Le second domaine d’application privilégié de la SDO concerne la structuration asymétrique des genres à travers la théorie du sexisme ambivalent formalisée par Peter Glick et Susan Fiske. Cette approche distingue rigoureusement le sexisme hostile (animosité ouverte, dénigrement de la compétence des femmes, hostilité brute face aux féministes accusées de castrer les hommes) du sexisme bienveillant (idéalisation protectrice, chevaleresque mais infantilisante de la femme dévouée, perçue comme une créature pure et fragile méritant d’être cantonnée à la sphère domestique sous la tutelle masculine).

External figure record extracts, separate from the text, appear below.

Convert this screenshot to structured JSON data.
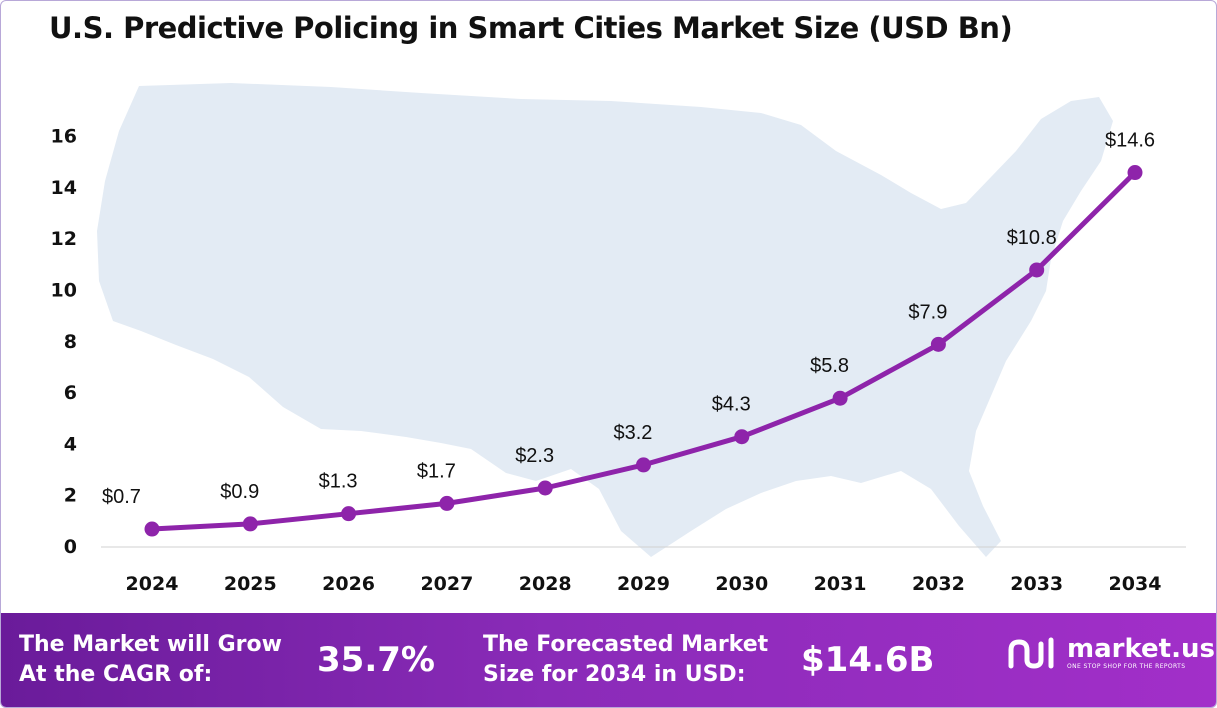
{
  "title": "U.S. Predictive Policing in Smart Cities Market Size (USD Bn)",
  "colors": {
    "line": "#8e24aa",
    "marker": "#8e24aa",
    "map": "#e3ebf4",
    "footer_start": "#6a1b9a",
    "footer_end": "#a22fc9"
  },
  "chart_data": {
    "type": "line",
    "title": "U.S. Predictive Policing in Smart Cities Market Size (USD Bn)",
    "xlabel": "",
    "ylabel": "",
    "categories": [
      "2024",
      "2025",
      "2026",
      "2027",
      "2028",
      "2029",
      "2030",
      "2031",
      "2032",
      "2033",
      "2034"
    ],
    "values": [
      0.7,
      0.9,
      1.3,
      1.7,
      2.3,
      3.2,
      4.3,
      5.8,
      7.9,
      10.8,
      14.6
    ],
    "data_labels": [
      "$0.7",
      "$0.9",
      "$1.3",
      "$1.7",
      "$2.3",
      "$3.2",
      "$4.3",
      "$5.8",
      "$7.9",
      "$10.8",
      "$14.6"
    ],
    "yticks": [
      0,
      2,
      4,
      6,
      8,
      10,
      12,
      14,
      16
    ],
    "ylim": [
      0,
      16
    ],
    "grid": false,
    "legend": "none",
    "background_icon": "usa-map"
  },
  "footer": {
    "cagr_label_line1": "The Market will Grow",
    "cagr_label_line2": "At the CAGR of:",
    "cagr_value": "35.7%",
    "forecast_label_line1": "The Forecasted Market",
    "forecast_label_line2": "Size for 2034 in USD:",
    "forecast_value": "$14.6B",
    "brand_name": "market.us",
    "brand_tagline": "ONE STOP SHOP FOR THE REPORTS",
    "brand_icon": "market-us-logo-icon"
  }
}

L’orientation de dominance sociale entretient une relation quasi symbiotique avec le sexisme hostile. Pour l’esprit guidé par la SDO, les femmes qui brisent le plafond de verre, postulent à des mandats de direction politique, contestent l’autorité maritale ou affichent une liberté sexuelle sans complexe sont identifiées comme des perturbatrices subversives cherchant à renverser l’ordre patriarcal immuable. Elles doivent être rappelées à l’ordre par le discrédit public, la violence verbale, la disqualification professionnelle ou le harcèlement sexuel, ce dernier opérant comme une arme de contrôle social visant à remettre la femme subordonnée à sa « place naturelle ».

À l’opposé, les études montrent que le sexisme bienveillant est bien plus fortement corrélé à l’autoritarisme de droite (RWA), qui chérit la pureté morale de la mère traditionnelle au foyer. La SDO, quant à elle, s’accommode très bien de l’écrasement pur et simple des revendications d’égalité salariale au travail, justifiant la ségrégation horizontale et verticale des emplois par le mythe que les femmes manquent par nature de l’agressivité nécessaire pour survivre dans la jungle impitoyable du grand capitalisme d’affaires.

9.3 Extension aux enjeux environnementaux et à l’exploitation animale

Au cours de la dernière décennie, des chercheurs novateurs ont considérablement élargi le périmètre d’application de la théorie de la dominance sociale en démontrant que la volonté d’assujettissement intergroupe ne s’arrête pas aux frontières de notre propre espèce biologique. La SDO s’est révélée être une variable maîtresse dans l’explication du spécisme et de la crise écologique globale.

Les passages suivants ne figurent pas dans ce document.